Atau seperti yang pernah kudiskusikan dengan seorang teman kerjaku yang beragama Kristen, “Eh, siapa tahu ya Tuhan di atas sana malah menertawakan kita yang merasa sok paling benar dalam agama kita.”
Aku tak lagi memenjarakan diri dengan bacaan-bacaan tertentu karena:
1. Aku memiliki keyakinan yang kuat bahwa keberadaan ideologi feminisme membantu mengurangi penindasan yang dilakukan kepada kaum perempuan. Selain itu, ideologi ini juga membantu melepaskan beban berat di pundak laki-laki yang dipaksa untuk menjadi pencari nafkah utama dalam budaya patriarki.
2. Aku memiliki keyakinan yang kuat bahwa Tuhan tidak pilih kasih atas umat-Nya yang beragama tertentu. Aku tetap memilih untuk beragama Islam karena aku pun memiliki keyakinan yang kuat pada agama yang telah kupeluk sejak aku lahir. Satu hal yang tentu sangat berbeda dibandingkan kondisiku di waktu lalu: aku Islam karena orang tuaku beragama Islam, seolah-olah aku tidak memiliki pilihan lain. Saat ini aku Islam karena pilihanku sendiri.
Namun aku bukanlah seorang fanatik. Aku bukan seorang feminis fanatik. Banyak teman perempuan yang kukenal lewat milis maupun dari blogging yang mengatakan mereka tidak perlu merasa menjadi seorang feminis hanya untuk berpendirian bahwa perempuan setara dengan laki-laki. Yang penting mereka tahu hak-hak dan kewajiban laki-laki dan perempuan.

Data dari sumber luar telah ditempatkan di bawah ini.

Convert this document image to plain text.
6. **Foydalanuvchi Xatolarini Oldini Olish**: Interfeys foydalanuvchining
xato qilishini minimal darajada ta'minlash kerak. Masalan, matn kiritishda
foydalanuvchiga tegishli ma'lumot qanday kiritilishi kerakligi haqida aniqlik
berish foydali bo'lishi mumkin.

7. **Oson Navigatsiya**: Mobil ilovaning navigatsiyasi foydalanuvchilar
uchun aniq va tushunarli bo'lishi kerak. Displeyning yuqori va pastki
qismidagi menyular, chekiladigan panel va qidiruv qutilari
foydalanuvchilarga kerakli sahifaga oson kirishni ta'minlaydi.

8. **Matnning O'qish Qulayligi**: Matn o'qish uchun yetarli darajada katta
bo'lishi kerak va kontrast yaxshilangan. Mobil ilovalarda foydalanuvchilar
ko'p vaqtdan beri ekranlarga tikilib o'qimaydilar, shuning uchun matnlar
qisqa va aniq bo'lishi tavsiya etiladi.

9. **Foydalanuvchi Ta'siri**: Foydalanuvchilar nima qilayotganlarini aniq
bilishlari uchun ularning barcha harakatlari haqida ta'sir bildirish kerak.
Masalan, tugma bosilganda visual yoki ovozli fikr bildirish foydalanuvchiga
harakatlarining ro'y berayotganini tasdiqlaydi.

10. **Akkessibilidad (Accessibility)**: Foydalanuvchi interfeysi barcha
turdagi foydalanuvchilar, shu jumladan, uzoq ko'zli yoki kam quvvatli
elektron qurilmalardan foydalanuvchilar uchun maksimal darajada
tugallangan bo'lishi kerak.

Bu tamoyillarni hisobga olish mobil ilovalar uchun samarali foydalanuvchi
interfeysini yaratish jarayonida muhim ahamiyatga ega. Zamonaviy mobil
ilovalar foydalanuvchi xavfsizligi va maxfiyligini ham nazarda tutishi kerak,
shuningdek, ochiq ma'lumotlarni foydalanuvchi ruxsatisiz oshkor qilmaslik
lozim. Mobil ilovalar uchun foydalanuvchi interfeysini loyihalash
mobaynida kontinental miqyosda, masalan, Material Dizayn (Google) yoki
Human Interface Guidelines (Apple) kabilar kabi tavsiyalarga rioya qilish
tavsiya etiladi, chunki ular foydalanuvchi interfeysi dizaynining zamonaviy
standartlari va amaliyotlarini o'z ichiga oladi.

Aku juga bukan seorang Muslim yang fanatik yang harus memusuhi (meskipun hanya dalam hati, apalagi ditunjukkan dalam tindak tanduk yang nyata dalam kehidupan sehari-hari) orang-orang lain agama.
Sekitar satu tahun yang lalu aku menemukan satu pepatah bijak mengenai fanatisme ini di salah satu blog seorang teman dari Inggris:
A fanatic is one who can't change his mind and won't change the subject.
Seseorang yang fanatik adalah seseorang yang tidak dapat mengubah cara berpikirnya, dan tidak akan mengubah topik pembicaraannya.
Kataku sendiri, seorang fanatik hanya mempertontonkan kesempitan nalarnya.
Sir James Dewar mengatakan,
Minds are like parachutes; they only function when they are open.
Otak itu seperti parasut; dia hanya berfungsi tatkala terbuka.
Seorang fanatik membiarkan nalarnya terus tertutup yang berarti otaknya tak berfungsi dengan baik.